On Wednesday, Hewlett-Packard Co. announced an ultimate accord to purchase a leading provider of networking, switching, routing and security solutions; 3Com, at a price of $2.7 billion.
This combination will transform the networking industry and underscore HP’s next-generation data center strategy built on the convergence of servers, storage, networking, management facilities and services. The resulting business outcome will help customers simplify the network, deploy a unique and innovative edge-to-core network fabric for the enterprise and improve IT service delivery capabilities, all delivered with best-in-class price-performance.
Eyeing on the computer networking a market dominated by Cisco, the 3Com acquisition represents HP’s strategy to build on best-in-class price-performance networking facilities. Consequently, expand into more profitable areas than PCs.
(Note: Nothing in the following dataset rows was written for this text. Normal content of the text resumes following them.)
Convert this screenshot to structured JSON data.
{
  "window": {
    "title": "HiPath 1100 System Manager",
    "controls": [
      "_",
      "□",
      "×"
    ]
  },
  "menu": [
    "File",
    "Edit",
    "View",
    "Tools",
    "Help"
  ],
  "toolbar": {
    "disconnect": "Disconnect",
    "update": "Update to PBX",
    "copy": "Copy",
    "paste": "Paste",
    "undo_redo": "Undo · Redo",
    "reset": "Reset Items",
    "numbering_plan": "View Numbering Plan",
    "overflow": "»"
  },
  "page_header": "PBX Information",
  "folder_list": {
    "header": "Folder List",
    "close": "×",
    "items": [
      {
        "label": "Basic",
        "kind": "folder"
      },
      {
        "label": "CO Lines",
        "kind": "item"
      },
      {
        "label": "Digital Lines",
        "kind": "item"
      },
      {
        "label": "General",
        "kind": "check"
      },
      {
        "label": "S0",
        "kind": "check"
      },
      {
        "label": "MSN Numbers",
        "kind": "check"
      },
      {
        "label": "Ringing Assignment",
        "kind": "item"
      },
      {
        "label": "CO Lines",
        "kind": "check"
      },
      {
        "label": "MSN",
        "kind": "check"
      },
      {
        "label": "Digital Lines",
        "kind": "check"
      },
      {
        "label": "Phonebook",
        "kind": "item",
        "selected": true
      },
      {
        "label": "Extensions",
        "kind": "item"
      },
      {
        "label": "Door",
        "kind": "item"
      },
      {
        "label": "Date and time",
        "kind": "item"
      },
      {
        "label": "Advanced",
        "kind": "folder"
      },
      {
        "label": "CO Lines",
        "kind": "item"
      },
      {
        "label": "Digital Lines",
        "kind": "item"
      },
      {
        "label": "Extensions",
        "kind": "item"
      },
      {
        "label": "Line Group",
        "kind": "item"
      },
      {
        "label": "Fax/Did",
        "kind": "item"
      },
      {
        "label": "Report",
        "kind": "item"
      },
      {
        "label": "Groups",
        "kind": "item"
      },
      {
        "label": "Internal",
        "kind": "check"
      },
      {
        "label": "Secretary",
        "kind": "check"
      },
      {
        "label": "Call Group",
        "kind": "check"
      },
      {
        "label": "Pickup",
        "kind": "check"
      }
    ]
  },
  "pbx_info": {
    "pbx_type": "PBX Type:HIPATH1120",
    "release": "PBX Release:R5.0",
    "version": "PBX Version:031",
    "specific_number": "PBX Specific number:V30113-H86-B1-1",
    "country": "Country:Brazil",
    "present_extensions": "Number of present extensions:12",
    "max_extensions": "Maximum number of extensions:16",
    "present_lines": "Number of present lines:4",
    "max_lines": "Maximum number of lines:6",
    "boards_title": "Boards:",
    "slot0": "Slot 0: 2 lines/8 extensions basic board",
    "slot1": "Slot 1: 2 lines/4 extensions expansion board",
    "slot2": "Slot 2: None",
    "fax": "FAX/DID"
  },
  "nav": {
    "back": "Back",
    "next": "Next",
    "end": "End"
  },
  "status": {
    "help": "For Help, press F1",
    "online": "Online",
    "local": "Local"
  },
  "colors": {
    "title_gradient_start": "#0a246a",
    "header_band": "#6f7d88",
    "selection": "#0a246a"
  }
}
HP, which is cutting 24,600 jobs as part of the EDS acquisition, didn't address whether there would be layoffs at 3Com, which has 5,800 employees worldwide.
Given most of 3Com's $1.3 billion in annual revenue comes from China; the acquisition of 3Com will dramatically expand HP’s offerings and considerably reinforce the company’s position in China – one of the world’s fastest-growing markets.
"It makes a lot of sense. Hewlett-Packard has been making great inroads into the networking market. By buying 3Com they get more market share and a product line that's pretty well thought of. They also get access to a lot of cheap labor in China. And they're not paying a big price for it," said Fred Hickey, editor of the High-Tech strategist newsletter.
As indicated by the deal, the 3Com stockholders will receive $7.90 for each share, a 39 percent premium to 3Com's closing stock price. Thus, the transaction is expected to close in the first half of calendar 2010.
HP foresees that the contract will turn supportive for the enhanced fiscal 2010 income.